I see a couple of issues with (effectively) freezing classic BPF
development while waiting for direct eBPF access to happen. The first
one is that the kernel has to accept it. I can see many questions
about this, especially security and usability (I'll send an email
about the "split BPF out of core later"). Now, the main issue is
whether/when the tools will support it. IMO, this is useful iff I can
quickly write/reuse filters and run tcpdump filters based on them. I'm
trying to get upstream libpcap to accept support for raw (classic) BPF
filters, and it's taking a long time. I can imagine how they may be
less receptive about supporting a Linux-only eBPF mechanism. Tools do

Even if eBPF happens, it's not that the extensions are so hard to port
to eBPF: It's one BPF_CALL per extension. And they have a
straightforward porting path to the C-like code.

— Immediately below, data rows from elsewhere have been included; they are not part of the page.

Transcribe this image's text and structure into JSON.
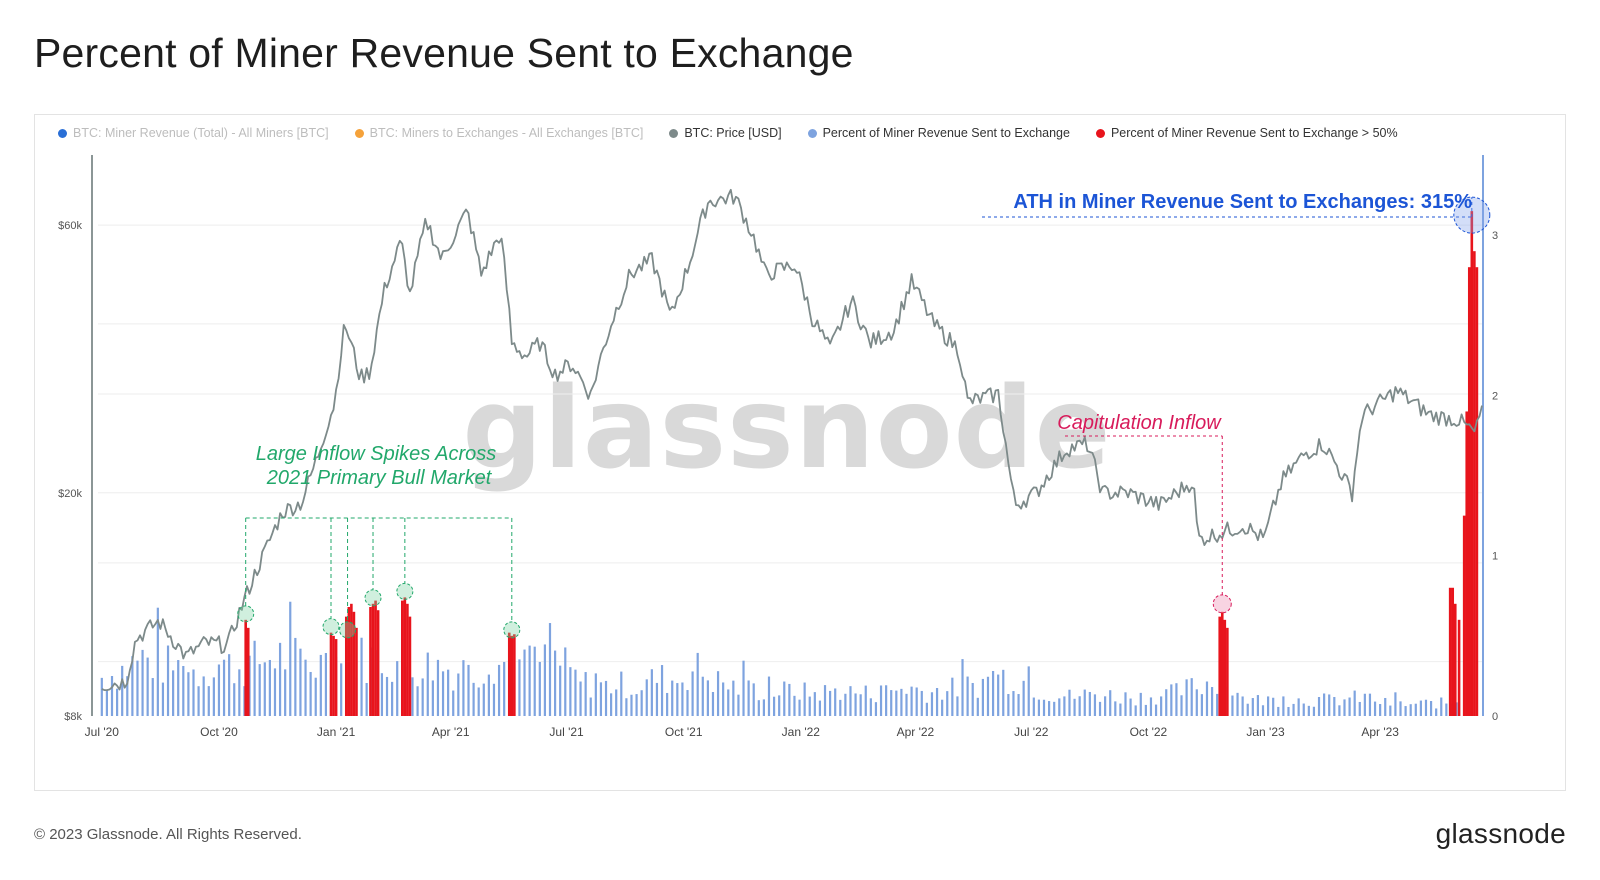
{
  "page": {
    "title": "Percent of Miner Revenue Sent to Exchange",
    "copyright": "© 2023 Glassnode. All Rights Reserved.",
    "brand": "glassnode",
    "watermark": "glassnode"
  },
  "legend": [
    {
      "label": "BTC: Miner Revenue (Total) - All Miners [BTC]",
      "color": "#2a6fd6",
      "active": false
    },
    {
      "label": "BTC: Miners to Exchanges - All Exchanges [BTC]",
      "color": "#f5a23a",
      "active": false
    },
    {
      "label": "BTC: Price [USD]",
      "color": "#7d8a8a",
      "active": true
    },
    {
      "label": "Percent of Miner Revenue Sent to Exchange",
      "color": "#7ea3df",
      "active": true
    },
    {
      "label": "Percent of Miner Revenue Sent to Exchange > 50%",
      "color": "#e8141c",
      "active": true
    }
  ],
  "annotations": {
    "bull": [
      "Large Inflow Spikes Across",
      "2021 Primary Bull Market"
    ],
    "capitulation": "Capitulation Inflow",
    "ath": "ATH in Miner Revenue Sent to Exchanges: 315%"
  },
  "colors": {
    "price": "#7d8a8a",
    "percent": "#7ea3df",
    "above50": "#e8141c",
    "bull_annotation": "#22a86b",
    "capitulation_annotation": "#d81b5b",
    "ath_annotation": "#1c55d6"
  },
  "chart_data": {
    "type": "line",
    "x_tick_labels": [
      "Jul '20",
      "Oct '20",
      "Jan '21",
      "Apr '21",
      "Jul '21",
      "Oct '21",
      "Jan '22",
      "Apr '22",
      "Jul '22",
      "Oct '22",
      "Jan '23",
      "Apr '23"
    ],
    "x_tick_dates": [
      "2020-07-01",
      "2020-10-01",
      "2021-01-01",
      "2021-04-01",
      "2021-07-01",
      "2021-10-01",
      "2022-01-01",
      "2022-04-01",
      "2022-07-01",
      "2022-10-01",
      "2023-01-01",
      "2023-04-01"
    ],
    "x_range": [
      "2020-06-28",
      "2023-06-20"
    ],
    "left_axis": {
      "scale": "log",
      "ticks": [
        8000,
        20000,
        60000
      ],
      "tick_labels": [
        "$8k",
        "$20k",
        "$60k"
      ],
      "range": [
        8000,
        80000
      ]
    },
    "right_axis": {
      "scale": "linear",
      "ticks": [
        0,
        1,
        2,
        3
      ],
      "tick_labels": [
        "0",
        "1",
        "2",
        "3"
      ],
      "range": [
        0,
        3.5
      ]
    },
    "series": [
      {
        "name": "BTC: Price [USD]",
        "axis": "left",
        "points": [
          [
            "2020-07-01",
            9100
          ],
          [
            "2020-07-20",
            9200
          ],
          [
            "2020-07-28",
            11000
          ],
          [
            "2020-08-15",
            11800
          ],
          [
            "2020-09-05",
            10200
          ],
          [
            "2020-09-20",
            10800
          ],
          [
            "2020-10-08",
            10700
          ],
          [
            "2020-10-21",
            12900
          ],
          [
            "2020-11-05",
            15500
          ],
          [
            "2020-11-20",
            18500
          ],
          [
            "2020-12-05",
            19200
          ],
          [
            "2020-12-17",
            23000
          ],
          [
            "2020-12-31",
            29000
          ],
          [
            "2021-01-08",
            40000
          ],
          [
            "2021-01-20",
            32000
          ],
          [
            "2021-01-28",
            33000
          ],
          [
            "2021-02-08",
            46000
          ],
          [
            "2021-02-21",
            56000
          ],
          [
            "2021-02-28",
            45000
          ],
          [
            "2021-03-13",
            61000
          ],
          [
            "2021-03-25",
            52000
          ],
          [
            "2021-04-14",
            63500
          ],
          [
            "2021-04-25",
            49000
          ],
          [
            "2021-05-10",
            58000
          ],
          [
            "2021-05-19",
            37000
          ],
          [
            "2021-05-30",
            35000
          ],
          [
            "2021-06-10",
            37000
          ],
          [
            "2021-06-22",
            32500
          ],
          [
            "2021-07-05",
            34000
          ],
          [
            "2021-07-20",
            29800
          ],
          [
            "2021-08-05",
            40000
          ],
          [
            "2021-08-20",
            49000
          ],
          [
            "2021-09-06",
            52000
          ],
          [
            "2021-09-21",
            41000
          ],
          [
            "2021-10-05",
            51000
          ],
          [
            "2021-10-20",
            66000
          ],
          [
            "2021-11-10",
            67500
          ],
          [
            "2021-11-25",
            57000
          ],
          [
            "2021-12-04",
            49000
          ],
          [
            "2021-12-27",
            51000
          ],
          [
            "2022-01-10",
            41000
          ],
          [
            "2022-01-24",
            36000
          ],
          [
            "2022-02-10",
            44000
          ],
          [
            "2022-02-24",
            37000
          ],
          [
            "2022-03-15",
            39000
          ],
          [
            "2022-03-29",
            47500
          ],
          [
            "2022-04-15",
            40000
          ],
          [
            "2022-05-05",
            36000
          ],
          [
            "2022-05-12",
            29000
          ],
          [
            "2022-06-05",
            30000
          ],
          [
            "2022-06-13",
            22500
          ],
          [
            "2022-06-18",
            19000
          ],
          [
            "2022-07-05",
            20000
          ],
          [
            "2022-07-29",
            24000
          ],
          [
            "2022-08-14",
            24400
          ],
          [
            "2022-08-26",
            20000
          ],
          [
            "2022-09-15",
            20000
          ],
          [
            "2022-10-10",
            19000
          ],
          [
            "2022-11-05",
            21000
          ],
          [
            "2022-11-09",
            16500
          ],
          [
            "2022-12-15",
            17500
          ],
          [
            "2022-12-31",
            16500
          ],
          [
            "2023-01-14",
            21000
          ],
          [
            "2023-02-01",
            23500
          ],
          [
            "2023-02-15",
            24500
          ],
          [
            "2023-03-10",
            20000
          ],
          [
            "2023-03-18",
            27500
          ],
          [
            "2023-04-14",
            30400
          ],
          [
            "2023-05-10",
            27500
          ],
          [
            "2023-06-01",
            27000
          ],
          [
            "2023-06-15",
            25500
          ],
          [
            "2023-06-20",
            28500
          ]
        ]
      },
      {
        "name": "Percent of Miner Revenue Sent to Exchange",
        "axis": "right",
        "points": [
          [
            "2020-07-01",
            0.24
          ],
          [
            "2020-07-15",
            0.28
          ],
          [
            "2020-08-01",
            0.36
          ],
          [
            "2020-08-15",
            0.32
          ],
          [
            "2020-09-01",
            0.3
          ],
          [
            "2020-09-15",
            0.27
          ],
          [
            "2020-10-01",
            0.33
          ],
          [
            "2020-10-15",
            0.3
          ],
          [
            "2020-11-01",
            0.34
          ],
          [
            "2020-11-15",
            0.38
          ],
          [
            "2020-12-01",
            0.35
          ],
          [
            "2020-12-15",
            0.32
          ],
          [
            "2021-01-15",
            0.36
          ],
          [
            "2021-02-01",
            0.36
          ],
          [
            "2021-02-15",
            0.34
          ],
          [
            "2021-03-01",
            0.3
          ],
          [
            "2021-03-20",
            0.32
          ],
          [
            "2021-04-05",
            0.28
          ],
          [
            "2021-04-20",
            0.26
          ],
          [
            "2021-05-01",
            0.36
          ],
          [
            "2021-05-15",
            0.32
          ],
          [
            "2021-06-01",
            0.3
          ],
          [
            "2021-06-20",
            0.38
          ],
          [
            "2021-07-10",
            0.22
          ],
          [
            "2021-07-25",
            0.18
          ],
          [
            "2021-08-10",
            0.2
          ],
          [
            "2021-08-25",
            0.18
          ],
          [
            "2021-09-10",
            0.24
          ],
          [
            "2021-09-25",
            0.22
          ],
          [
            "2021-10-10",
            0.3
          ],
          [
            "2021-10-25",
            0.22
          ],
          [
            "2021-11-10",
            0.18
          ],
          [
            "2021-11-25",
            0.16
          ],
          [
            "2021-12-10",
            0.15
          ],
          [
            "2021-12-25",
            0.16
          ],
          [
            "2022-01-10",
            0.14
          ],
          [
            "2022-02-01",
            0.16
          ],
          [
            "2022-02-20",
            0.14
          ],
          [
            "2022-03-10",
            0.15
          ],
          [
            "2022-03-25",
            0.18
          ],
          [
            "2022-04-10",
            0.15
          ],
          [
            "2022-05-01",
            0.17
          ],
          [
            "2022-05-20",
            0.2
          ],
          [
            "2022-06-10",
            0.25
          ],
          [
            "2022-06-25",
            0.22
          ],
          [
            "2022-07-10",
            0.15
          ],
          [
            "2022-08-01",
            0.12
          ],
          [
            "2022-08-20",
            0.14
          ],
          [
            "2022-09-10",
            0.12
          ],
          [
            "2022-10-01",
            0.12
          ],
          [
            "2022-10-20",
            0.14
          ],
          [
            "2022-11-05",
            0.18
          ],
          [
            "2022-11-25",
            0.22
          ],
          [
            "2022-12-15",
            0.1
          ],
          [
            "2023-01-05",
            0.1
          ],
          [
            "2023-01-25",
            0.1
          ],
          [
            "2023-02-10",
            0.1
          ],
          [
            "2023-03-01",
            0.1
          ],
          [
            "2023-03-20",
            0.12
          ],
          [
            "2023-04-05",
            0.08
          ],
          [
            "2023-04-25",
            0.07
          ],
          [
            "2023-05-10",
            0.08
          ],
          [
            "2023-05-25",
            0.08
          ],
          [
            "2023-06-01",
            0.1
          ]
        ]
      },
      {
        "name": "Percent of Miner Revenue Sent to Exchange > 50%",
        "axis": "right",
        "points": [
          [
            "2020-10-22",
            0.6
          ],
          [
            "2020-10-24",
            0.55
          ],
          [
            "2020-12-28",
            0.52
          ],
          [
            "2020-12-30",
            0.5
          ],
          [
            "2021-01-01",
            0.48
          ],
          [
            "2021-01-09",
            0.62
          ],
          [
            "2021-01-11",
            0.68
          ],
          [
            "2021-01-13",
            0.7
          ],
          [
            "2021-01-15",
            0.65
          ],
          [
            "2021-01-17",
            0.55
          ],
          [
            "2021-01-28",
            0.68
          ],
          [
            "2021-01-30",
            0.7
          ],
          [
            "2021-02-01",
            0.72
          ],
          [
            "2021-02-03",
            0.66
          ],
          [
            "2021-02-22",
            0.72
          ],
          [
            "2021-02-24",
            0.74
          ],
          [
            "2021-02-26",
            0.7
          ],
          [
            "2021-02-28",
            0.62
          ],
          [
            "2021-05-17",
            0.52
          ],
          [
            "2021-05-19",
            0.5
          ],
          [
            "2021-05-21",
            0.51
          ],
          [
            "2022-11-26",
            0.62
          ],
          [
            "2022-11-28",
            0.65
          ],
          [
            "2022-11-30",
            0.6
          ],
          [
            "2022-12-02",
            0.55
          ],
          [
            "2023-05-26",
            0.8
          ],
          [
            "2023-05-28",
            0.8
          ],
          [
            "2023-05-30",
            0.7
          ],
          [
            "2023-06-02",
            0.6
          ],
          [
            "2023-06-06",
            1.25
          ],
          [
            "2023-06-08",
            1.9
          ],
          [
            "2023-06-10",
            2.8
          ],
          [
            "2023-06-12",
            3.15
          ],
          [
            "2023-06-14",
            2.9
          ],
          [
            "2023-06-16",
            2.8
          ]
        ]
      }
    ],
    "annotation_points": {
      "bull_spikes": [
        "2020-10-22",
        "2020-12-28",
        "2021-01-10",
        "2021-01-30",
        "2021-02-24",
        "2021-05-19"
      ],
      "capitulation": "2022-11-28",
      "ath": "2023-06-12"
    }
  }
}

> Not having to constantly tweak kernel for such cases was the key
> goal of eBPF. My two eBPF approaches to solve Chema's need
> are both cleaner, since nothing special is being done in eBPF
> core to support this new need. Both instruction set and verifier
> stay generic and cover tracing and this new socket use at once.
> I do realize that I'm talking here about future eBPF verifier that
> is not in tree yet and eBPF is not exposed to user space, but
> I think we should consider longer term perspective.
> If I'm forced to pick between yours or Chema's classic extensions,
> I would pick Chema's because it's lesser evil :)
>>> I think exposing eBPF to user space is not a matter of 'if' but 'when'.
>>> I'm not sure how pressing it is now to add another extension to classic,
>>> when the goal of this patch set fits into eBPF model just fine.
>>> yes, eBPF verifier is not in tree yet and it will obviously take longer to
>>> review than Chema's or Daniel's set.
>>> When eBPF is exposed to user space the inner header access can
>>> be done in two ways without changing eBPF instruction set or eBPF
>>> verifier.
>>> eBPF approach #1:
>>> -- code packet parser in restricted C
>>> Pros:
>>> skb_flow_dissect() stays hidden in kernel.
>>> No additional uapi headache which exist if we start reusing
>>> in-kernel skb_flow_dissect() either via classic or eBPF.
>>> Such eBPF program will be just as fast as in-kernel skb_flow_dissect()
>>> (I provided performance numbers before)
>>> Cons:
>>> in-kernel skb_flow_dissect() is not reused, but mostly copy-pasted to
>>> userspace.
>>> eBPF approach #2:
>>> -- reuse in-kernel skb_flow_dissect() via bpf_call insn from eBPF program
>>> Pros:
>>> eBPF program becomes much shorter and can be done in asm like:
>>> bpf_mov r2, fp
>>> bpf_sub r2, 64
>>> bpf_call bpf_skb_flow_dissect  // call in-kernel helper function from
>>> eBPF program
>>> bpf_ldx r1, [fp - 64]  // access flow_keys data
>>> bpf_ldx r2, [fp - 60]
>>> Cons:
>>> bpf_skb_flow_dissect() (wrapper on top of skb_flow_dissect()) becomes
>>> uapi visible helper function
>>> imo both eBPF approaches are cleaner than extending classic.